La situazione è andata peggiorando a partire dal 2012. Tra quell’anno e il 2014 la tassazione sugli strumenti di lavoro delle imprese è aumentata del 18,4%, mentre nello stesso biennio le tasse sulle abitazioni principali sono diminuite del 10%. In due anni ciascun imprenditore italiano ha subito un aumento di 138 euro della pressione fiscale sugli immobili produttivi.
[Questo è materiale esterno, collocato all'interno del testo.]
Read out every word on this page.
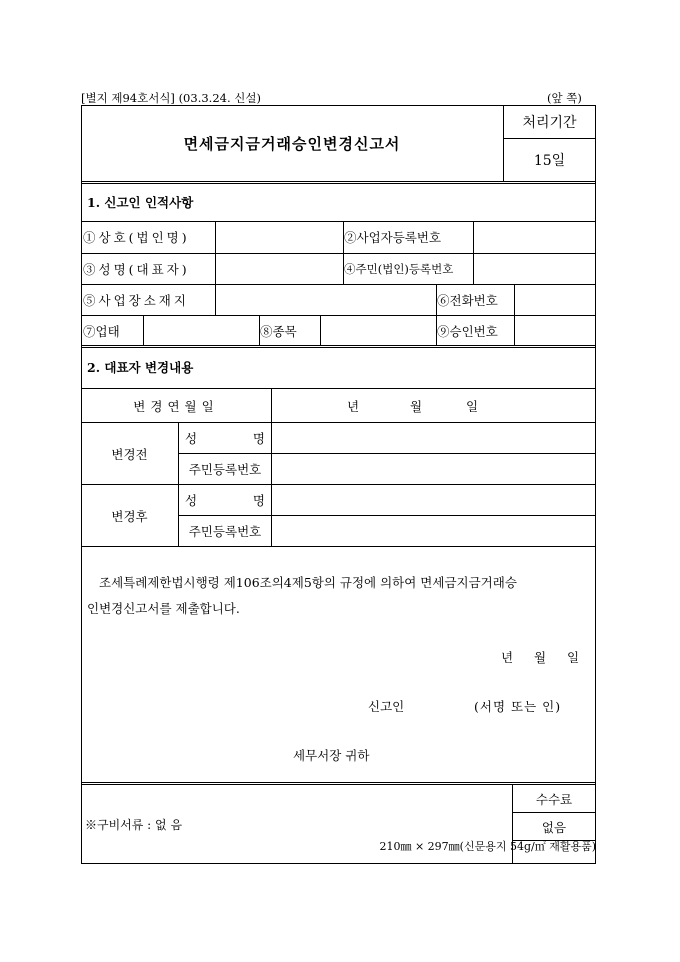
[별지 제94호서식] (03.3.24. 신설)	(앞 쪽)
면세금지금거래승인변경신고서
처리기간
15일
1. 신고인 인적사항
①상호(법인명)	②사업자등록번호
③성명(대표자)	④주민(법인)등록번호
⑤사업장소재지	⑥전화번호
⑦업태	⑧종목	⑨승인번호
2. 대표자 변경내용
변경연월일	년	월	일
변경전
성	명
주민등록번호
변경후
성	명
주민등록번호
조세특례제한법시행령 제106조의4제5항의 규정에 의하여 면세금지금거래승
인변경신고서를 제출합니다.
년 월 일
신고인	(서명 또는 인)
세무서장 귀하
※구비서류 : 없 음
수수료
없음
210㎜ × 297㎜(신문용지 54g/㎡ 재활용품)
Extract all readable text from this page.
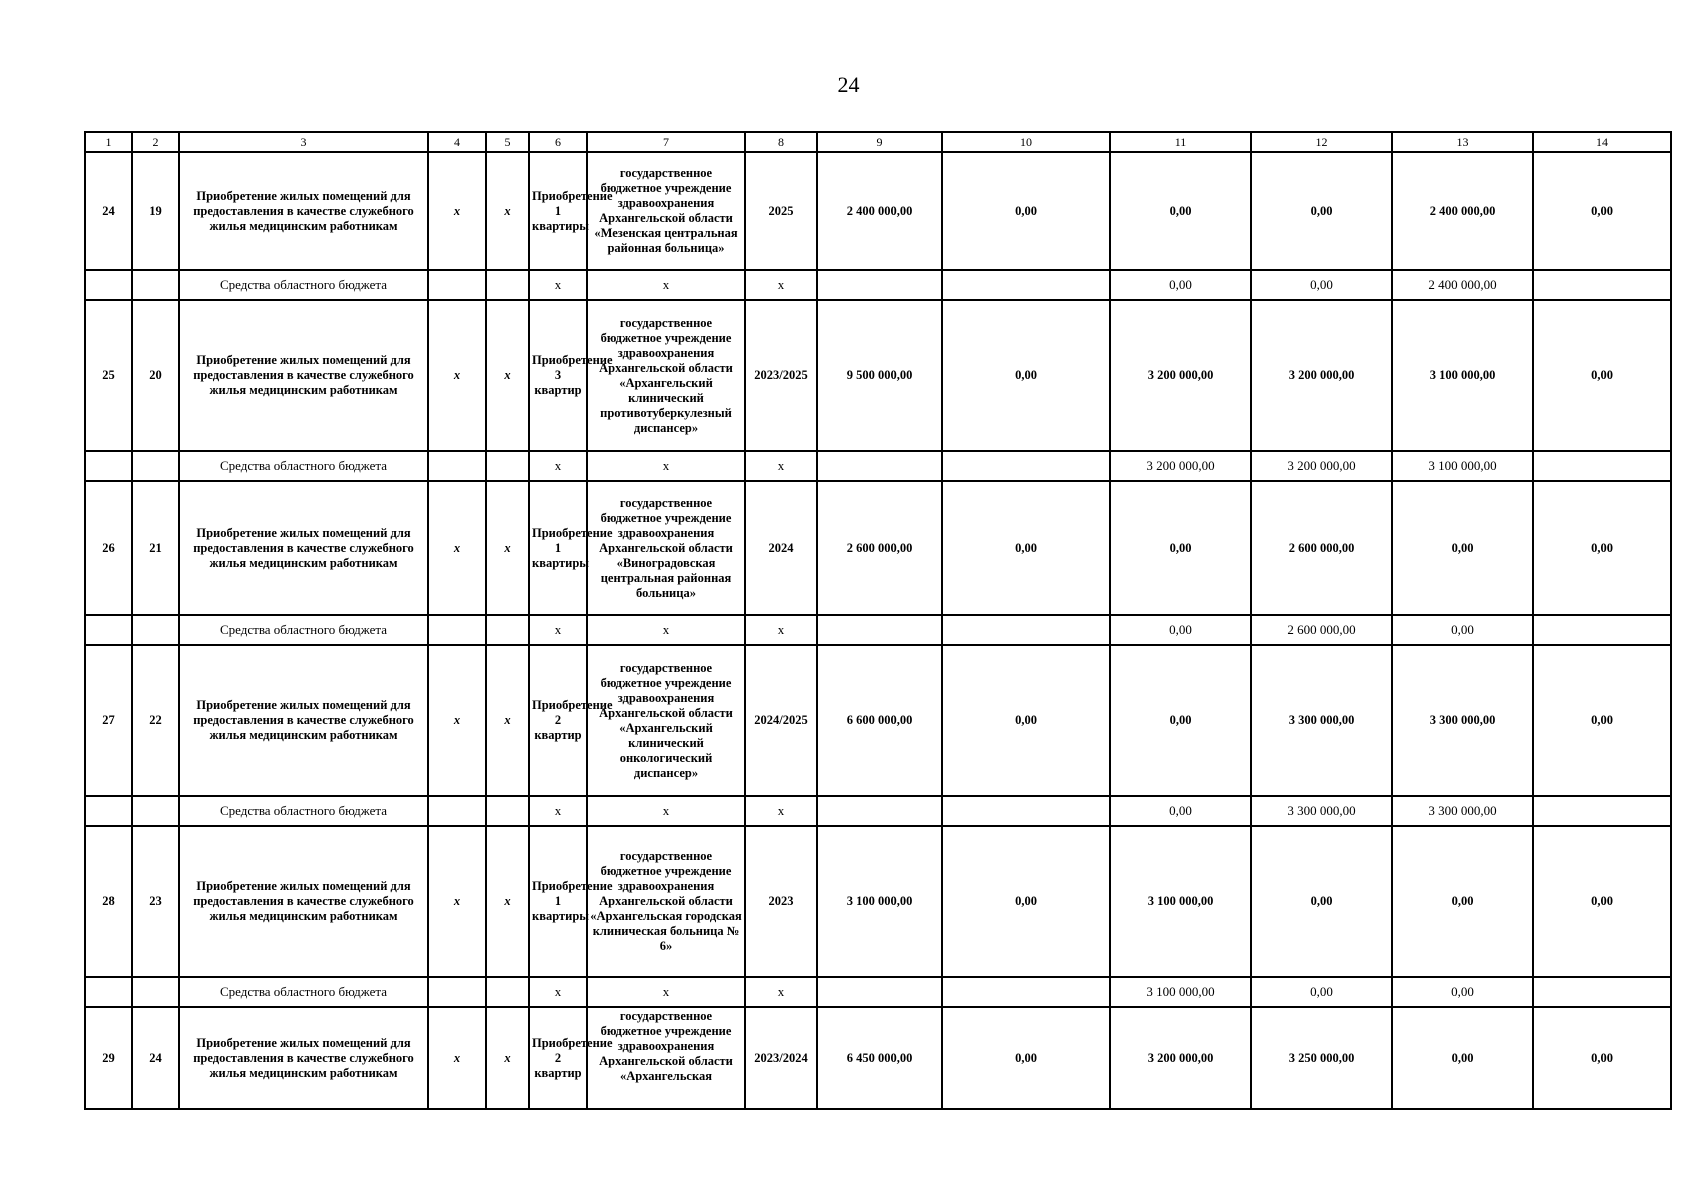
24
1	2	3	4	5	6	7	8	9	10	11	12	13	14
24	19	Приобретение жилых помещений для предоставления в качестве служебного жилья медицинским работникам	x	x	Приобретение 1 квартиры	государственное бюджетное учреждение здравоохранения Архангельской области «Мезенская центральная районная больница»	2025	2 400 000,00	0,00	0,00	0,00	2 400 000,00	0,00
		Средства областного бюджета			x	x	x			0,00	0,00	2 400 000,00	
25	20	Приобретение жилых помещений для предоставления в качестве служебного жилья медицинским работникам	x	x	Приобретение 3 квартир	государственное бюджетное учреждение здравоохранения Архангельской области «Архангельский клинический противотуберкулезный диспансер»	2023/2025	9 500 000,00	0,00	3 200 000,00	3 200 000,00	3 100 000,00	0,00
		Средства областного бюджета			x	x	x			3 200 000,00	3 200 000,00	3 100 000,00	
26	21	Приобретение жилых помещений для предоставления в качестве служебного жилья медицинским работникам	x	x	Приобретение 1 квартиры	государственное бюджетное учреждение здравоохранения Архангельской области «Виноградовская центральная районная больница»	2024	2 600 000,00	0,00	0,00	2 600 000,00	0,00	0,00
		Средства областного бюджета			x	x	x			0,00	2 600 000,00	0,00	
27	22	Приобретение жилых помещений для предоставления в качестве служебного жилья медицинским работникам	x	x	Приобретение 2 квартир	государственное бюджетное учреждение здравоохранения Архангельской области «Архангельский клинический онкологический диспансер»	2024/2025	6 600 000,00	0,00	0,00	3 300 000,00	3 300 000,00	0,00
		Средства областного бюджета			x	x	x			0,00	3 300 000,00	3 300 000,00	
28	23	Приобретение жилых помещений для предоставления в качестве служебного жилья медицинским работникам	x	x	Приобретение 1 квартиры	государственное бюджетное учреждение здравоохранения Архангельской области «Архангельская городская клиническая больница № 6»	2023	3 100 000,00	0,00	3 100 000,00	0,00	0,00	0,00
		Средства областного бюджета			x	x	x			3 100 000,00	0,00	0,00	
29	24	Приобретение жилых помещений для предоставления в качестве служебного жилья медицинским работникам	x	x	Приобретение 2 квартир	государственное бюджетное учреждение здравоохранения Архангельской области «Архангельская	2023/2024	6 450 000,00	0,00	3 200 000,00	3 250 000,00	0,00	0,00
Complessivamente, inoltre, il passaggio dall’Ici all’Imu e quindi alla Tasi tra il 2011 e il 2014 ha fatto lievitare del 153,5% il prelievo sugli immobili sino a toccare quota 24,96 miliardi (contro 9,85). Per le famiglie tutto ciò si è tradotto in un aumento medio di 616 euro, importo di poco inferiore alla spesa media annua delle famiglie italiane per alberghi, pensioni, e viaggi organizzati (641 euro).
«Su laboratori, macchinari, capannoni - sottolinea Cesare Fumagalli, segretario generale di Confartigianato - si concentra un prelievo fiscale sempre più forte, aggravato dalle complicazioni derivanti dalle profonde differenze delle aliquote. È assurdo tassare gli immobili produttivi delle imprese come fossero seconde case o beni di lusso. Come si può essere competitivi con una zavorra tanto pesante sulle spalle? Che fine ha fatto l’annunciata riforma della tassazione immobiliare all’insegna della semplificazione e della riduzione delle aliquote?».